Step 6: Load the CSV into StarRocks Using Stream Load

We’ll use StarRocks’ HTTP API to load the CSV file directly into the users table.

First, remove the CSV header row.

tail -n +2 flattened_users.csv > flattened_users_noheader.csv

Load the data to StarRocks using curl.

curl -v --location-trusted -u root: \
  -H "label: csv_load_02" \
  -H "format: csv" \
  -H "column_separator: ," \
  -H "Expect: 100-continue" \
  -T ./flattened_users_noheader.csv \
  http://localhost:8030/api/gpu_json/users/_stream_load

Look for a “Status”: “Success” message in the output.

{
    "TxnId": 4,
    "Label": "csv_load_02",
    "Status": "Success",
    "Message": "OK",
    "NumberTotalRows": 3,
    "NumberLoadedRows": 3,
    "NumberFilteredRows": 0,
    "NumberUnselectedRows": 0,
    "LoadBytes": 100,
    "LoadTimeMs": 29,
    "BeginTxnTimeMs": 0,
    "StreamLoadPlanTimeMs": 2,
    "ReadDataTimeMs": 0,
    "WriteDataTimeMs": 6,
    "CommitAndPublishTimeMs": 20
* Connection #1 to host 172.18.0.3 left intact

Step 7: Verify the Data

In this section, we will query the table to confirm that the flattened JSON has been loaded correctly.

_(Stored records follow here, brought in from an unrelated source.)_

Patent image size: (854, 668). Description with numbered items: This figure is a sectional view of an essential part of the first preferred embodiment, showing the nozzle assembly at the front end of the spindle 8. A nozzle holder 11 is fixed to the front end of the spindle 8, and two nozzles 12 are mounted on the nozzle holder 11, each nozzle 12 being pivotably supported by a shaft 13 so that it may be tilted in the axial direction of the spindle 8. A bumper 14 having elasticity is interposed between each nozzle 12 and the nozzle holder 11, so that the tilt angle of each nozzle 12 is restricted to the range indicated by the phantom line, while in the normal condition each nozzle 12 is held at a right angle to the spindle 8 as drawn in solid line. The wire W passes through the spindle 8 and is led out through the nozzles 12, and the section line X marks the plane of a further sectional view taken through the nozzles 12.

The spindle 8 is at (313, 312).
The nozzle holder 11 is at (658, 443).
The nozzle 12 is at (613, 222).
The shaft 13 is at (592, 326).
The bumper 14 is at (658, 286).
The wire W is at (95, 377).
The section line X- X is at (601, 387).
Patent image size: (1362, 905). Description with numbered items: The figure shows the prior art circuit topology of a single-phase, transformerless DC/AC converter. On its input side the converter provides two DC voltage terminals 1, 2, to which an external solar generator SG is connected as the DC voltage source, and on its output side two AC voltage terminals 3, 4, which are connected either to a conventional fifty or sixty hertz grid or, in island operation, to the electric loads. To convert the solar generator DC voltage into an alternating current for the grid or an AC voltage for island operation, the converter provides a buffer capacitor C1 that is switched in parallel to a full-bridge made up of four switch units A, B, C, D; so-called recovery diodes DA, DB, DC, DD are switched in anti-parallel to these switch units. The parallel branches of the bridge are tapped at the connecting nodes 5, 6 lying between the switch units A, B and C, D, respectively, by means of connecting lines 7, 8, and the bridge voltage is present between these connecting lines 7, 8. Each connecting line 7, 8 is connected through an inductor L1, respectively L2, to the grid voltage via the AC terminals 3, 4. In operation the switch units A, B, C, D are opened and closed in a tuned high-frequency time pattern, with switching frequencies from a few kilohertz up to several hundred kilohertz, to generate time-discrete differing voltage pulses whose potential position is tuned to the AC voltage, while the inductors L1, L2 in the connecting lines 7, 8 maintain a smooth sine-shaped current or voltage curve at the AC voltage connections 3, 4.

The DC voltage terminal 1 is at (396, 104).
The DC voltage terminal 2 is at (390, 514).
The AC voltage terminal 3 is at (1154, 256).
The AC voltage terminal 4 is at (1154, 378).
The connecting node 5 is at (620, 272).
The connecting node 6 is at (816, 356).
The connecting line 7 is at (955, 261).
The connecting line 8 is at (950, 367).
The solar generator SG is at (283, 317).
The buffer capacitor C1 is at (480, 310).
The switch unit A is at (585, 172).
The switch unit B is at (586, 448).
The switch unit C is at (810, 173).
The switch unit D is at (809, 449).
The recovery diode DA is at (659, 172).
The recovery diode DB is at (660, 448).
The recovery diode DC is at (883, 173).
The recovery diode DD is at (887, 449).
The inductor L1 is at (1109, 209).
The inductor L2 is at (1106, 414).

First, connect to StarRocks.

mysql -h 127.0.0.1 -P 9030 -uroot

Change the database to gpu_json.

mysql> USE gpu_json;

Verify the data.

mysql> SELECT * FROM users;

Output.

+----+-------+-------------------+----------+--------+
| id | name  | email             | city     | zip    |
+----+-------+-------------------+----------+--------+
|  1 | Alice | [email protected] | New York | 10001  |
|  2 | Bob   | [email protected]   | Chicago  | 60601  |
+----+-------+-------------------+----------+--------+

Conclusion

In this tutorial, you built a powerful data pipeline using StarRocks and GPU acceleration on Ubuntu 24.04. You learned how to deploy a StarRocks single-node cluster using Docker Compose, preprocess nested JSON data with NVIDIA’s cuDF library, and ingest the flattened data using the high-performance Stream Load API. Finally, you verified that the data was correctly loaded and queried it using standard SQL.